Trump Delays Sale Of TikTok For Third Time

Breaking News Featured

In Summary

  • Trump believes a deal to sell TikTok will eventually materialize and Xi Jinping will ultimately sign off on it
  • Trump signed a second executive order extending the deadline again in April
  • China was prepared to sign off on a TikTok deal but pulled back after Trump unveiled the tariffs in April


Catenaa, Tuesday, June 17, 2025- US President Donald Trump said on Tuesday that he’ll likely extend the deadline for China-based ByteDance to sell off TikTok before it’s set to go dark on Thursday.

Speaking to reporters on Air Force One, Trump said that he believes a deal to sell TikTok will eventually materialize and that Chinese President Xi Jinping will ultimately sign off on it.

This will be the third time Trump has extended the TikTok sales deadline. The app briefly went offline in January just before Trump took office, before he pushed the date to April as negotiations around a sale continued to drag on.

He signed a second executive order extending the deadline again in April, but that expires Thursday.

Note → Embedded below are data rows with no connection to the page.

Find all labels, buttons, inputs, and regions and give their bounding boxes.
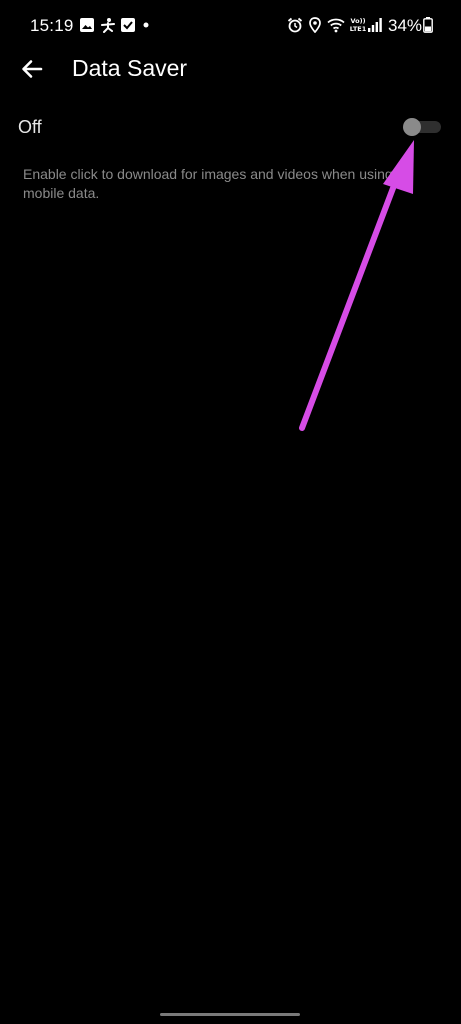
back-arrow-icon bbox=[22, 60, 43, 78]
status-time: 15:19 bbox=[30, 16, 74, 35]
data-saver-toggle[interactable] bbox=[403, 118, 441, 136]
annotation-arrow bbox=[299, 140, 414, 431]
battery-percent: 34% bbox=[388, 16, 423, 35]
home-indicator[interactable] bbox=[160, 1013, 300, 1016]
alarm-icon bbox=[287, 17, 303, 33]
location-icon bbox=[309, 17, 321, 33]
battery-icon bbox=[423, 17, 433, 33]
volte-indicator: Vo)) LTE1 bbox=[349, 17, 367, 33]
status-bar: 15:19 Vo)) LTE1 34% bbox=[0, 0, 461, 52]
data-saver-state-label: Off bbox=[18, 117, 42, 137]
checkbox-icon bbox=[121, 18, 135, 32]
wifi-icon bbox=[327, 18, 345, 33]
gallery-icon bbox=[80, 18, 94, 32]
annotation-arrow-shaft bbox=[299, 172, 401, 431]
toggle-thumb bbox=[403, 118, 421, 136]
accessibility-icon bbox=[101, 18, 115, 33]
signal-icon bbox=[368, 18, 382, 32]
page-title: Data Saver bbox=[72, 55, 188, 81]
dot-icon bbox=[143, 22, 149, 28]
back-button[interactable] bbox=[14, 53, 50, 85]
setting-description: Enable click to download for images and … bbox=[23, 166, 393, 201]
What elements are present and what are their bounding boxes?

Trump initially called for a ban on TikTok during his first term in office, but changed his stance during the 2024 election, saying that it serves as a bulwark against Meta’s social media dominance. 

Trump, however, had a change of heart on the app after crediting it with drawing young voters to his reelection effort. He went on to invite the company’s CEO, Shou Zi Chew, to his inauguration alongside other tech leaders, including Apple CEO Tim Cook, Google CEO Sundar Pichai, and Zuckerberg.

Congress initially passed and former President Joe Biden signed the law banning TikTok in 2024. The legislation calls for TikTok’s parent company, ByteDance, to divest itself of the social network. If it doesn’t, US cloud providers and app stores are required to stop hosting the service or face steep fines.

US officials have for years argued that the Chinese government could use TikTok to spread propaganda or gather information on US users, which it could then use to blackmail them in the future. Officials haven’t publicly shared evidence of the danger.

According to the Associated Press, China was prepared to sign off on a TikTok deal but pulled back after Trump unveiled the tariffs in April. Trump has said any sale would likely come after the two countries reach some kind of trade agreement.